Summary
The document provides a detailed analysis of the trtllm-build flags to optimize the inference engine configuration for Llama 3 70B on H100 SXM5. It compares various configurations including paged KV cache, inflight batching, and chunked context FMHA.
Key Technical Findings
- Paged KV cache and inflight batching are essential for production serving.
- The
strongly_typedflag reduces the engine size by 18%. - Memory growth is linear with sequence count without paged KV cache, leading to OOM errors at batch 32.

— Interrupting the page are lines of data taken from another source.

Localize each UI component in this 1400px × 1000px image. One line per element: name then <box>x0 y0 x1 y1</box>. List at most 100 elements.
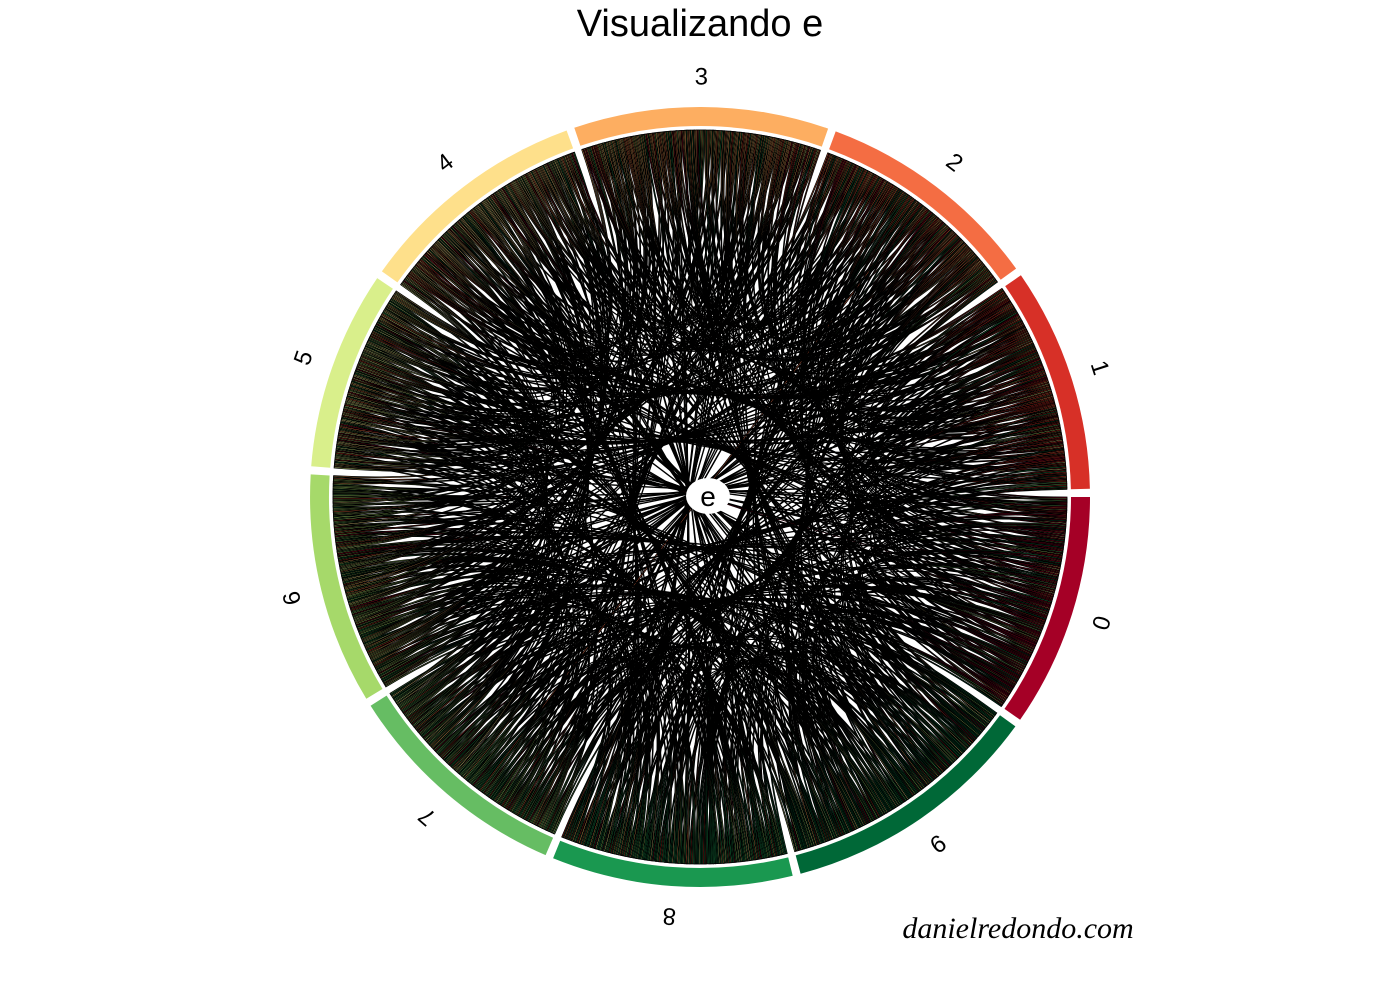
chord-link <box>847 331 1030 747</box>
chord-link <box>551 160 982 359</box>
chord-link <box>351 580 573 804</box>
chord-link <box>373 312 1019 668</box>
chord-link <box>830 194 1052 606</box>
chord-link <box>488 130 681 799</box>
sector-label-3: 3 <box>695 63 708 90</box>
chord-link <box>463 214 934 783</box>
chord-link <box>333 443 1064 526</box>
chord-link <box>370 157 843 663</box>
chord-link <box>334 430 1062 541</box>
sector-label-8: 8 <box>662 902 677 930</box>
chord-link <box>384 620 785 855</box>
chord-link <box>352 582 574 806</box>
chord-link <box>735 131 1036 650</box>
chord-link <box>379 292 1007 678</box>
chord-link <box>333 148 612 470</box>
chord-link <box>543 163 975 357</box>
chord-link <box>491 641 941 801</box>
chord-link <box>609 140 759 861</box>
chord-link <box>709 649 959 865</box>
chord-link <box>424 252 1029 400</box>
chord-link <box>387 301 811 849</box>
chord-link <box>441 590 1038 760</box>
chord-link <box>731 166 864 863</box>
sector-label-9: 9 <box>924 828 950 858</box>
chord-link <box>420 256 758 861</box>
sector-label-6: 6 <box>278 588 307 607</box>
chord-link <box>374 608 590 825</box>
chord-link <box>818 409 1058 818</box>
chord-link <box>377 516 1067 675</box>
chord-link <box>421 256 1027 399</box>
chord-link <box>428 247 973 745</box>
chord-link <box>334 462 596 835</box>
chord-link <box>738 133 857 831</box>
chord-link <box>376 268 549 672</box>
chord-link <box>866 291 1068 505</box>
chord-link <box>805 204 924 804</box>
chord-link <box>686 180 889 865</box>
chord-link <box>333 283 536 472</box>
chord-link <box>842 360 1042 770</box>
chord-link <box>369 141 629 660</box>
chord-link <box>546 294 1008 832</box>
chord-link <box>334 527 1033 655</box>
sector-track-3 <box>574 106 829 147</box>
chart-title: Visualizando e <box>577 3 823 45</box>
chord-link <box>345 193 909 595</box>
chord-link <box>751 525 1067 860</box>
chord-link <box>645 662 907 861</box>
sector-track-0 <box>1004 497 1090 720</box>
chord-link <box>687 129 901 331</box>
chord-link <box>417 599 1020 734</box>
chord-link <box>585 147 995 719</box>
chord-link <box>409 155 838 362</box>
chord-link <box>365 604 755 861</box>
chord-link <box>409 258 981 724</box>
chord-link <box>692 129 1051 413</box>
chord-link <box>742 675 787 855</box>
chord-link <box>535 167 1025 672</box>
chord-link <box>441 234 594 816</box>
chord-link <box>404 276 992 723</box>
chord-link <box>696 653 947 865</box>
chord-link <box>336 276 538 456</box>
chord-link <box>619 138 1066 540</box>
center-label-group: e <box>686 478 730 514</box>
chord-link <box>825 185 1055 597</box>
sector-track-4 <box>381 130 574 283</box>
chord-link <box>700 652 950 865</box>
chord-link <box>342 203 564 585</box>
chord-link <box>512 666 731 864</box>
chord-link <box>804 179 945 773</box>
sector-track-7 <box>370 695 554 856</box>
chord-link <box>515 178 956 354</box>
chord-link <box>333 464 1068 500</box>
chord-link <box>348 214 560 606</box>
chord-link <box>483 198 926 351</box>
chord-link <box>757 136 1067 468</box>
chord-link <box>695 176 881 865</box>
chord-link <box>766 631 997 855</box>
chord-link <box>549 147 637 833</box>
chord-link <box>383 616 600 834</box>
chord-link <box>624 130 723 857</box>
chord-link <box>801 169 963 756</box>
chord-link <box>529 170 1065 455</box>
chord-link <box>645 133 1062 566</box>
chord-link <box>522 635 975 820</box>
chord-link <box>480 200 592 350</box>
chord-link <box>354 129 717 405</box>
sector-track-1 <box>1005 275 1090 490</box>
chord-link <box>462 195 590 779</box>
chord-link <box>348 382 1050 443</box>
sector-label-4: 4 <box>432 148 459 178</box>
chord-link <box>675 130 1056 593</box>
chord-link <box>333 147 613 468</box>
chord-link <box>841 223 1038 643</box>
chord-link <box>360 586 971 748</box>
chord-link <box>482 392 1053 795</box>
chord-link <box>337 141 627 446</box>
chord-link <box>591 145 1015 375</box>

- Context FMHA benefits prefill-heavy workloads but not pure decode serving.
Commands
- trtllm-build --checkpoint_dir ./llama3-70b --output_dir ./engine-base --gemm_plugin auto --max_batch_size 64 --max_input_len 2048 --max_output_len 1024
- trtllm-build --checkpoint_dir ./llama3-70b --output_dir ./engine-paged --gemm_plugin fp8 --paged_kv_cache enable --max_num_tokens 8192 --use_inflight_batching
- trtllm-build --checkpoint_dir ./llama3-70b --output_dir ./engine-chunked --gemm_plugin fp8 --paged_kv_cache enable --use_inflight_batching --context_fmha enabled --use_paged_context_fmha
Lessons Learned
- paged_kv_cache + use_inflight_batching are non-negotiable for production serving.
- strongly_typed flag enables stricter type inference and reduces engine footprint.
- max_num_tokens controls the inflight batching budget - size to GPU memory, not batch count.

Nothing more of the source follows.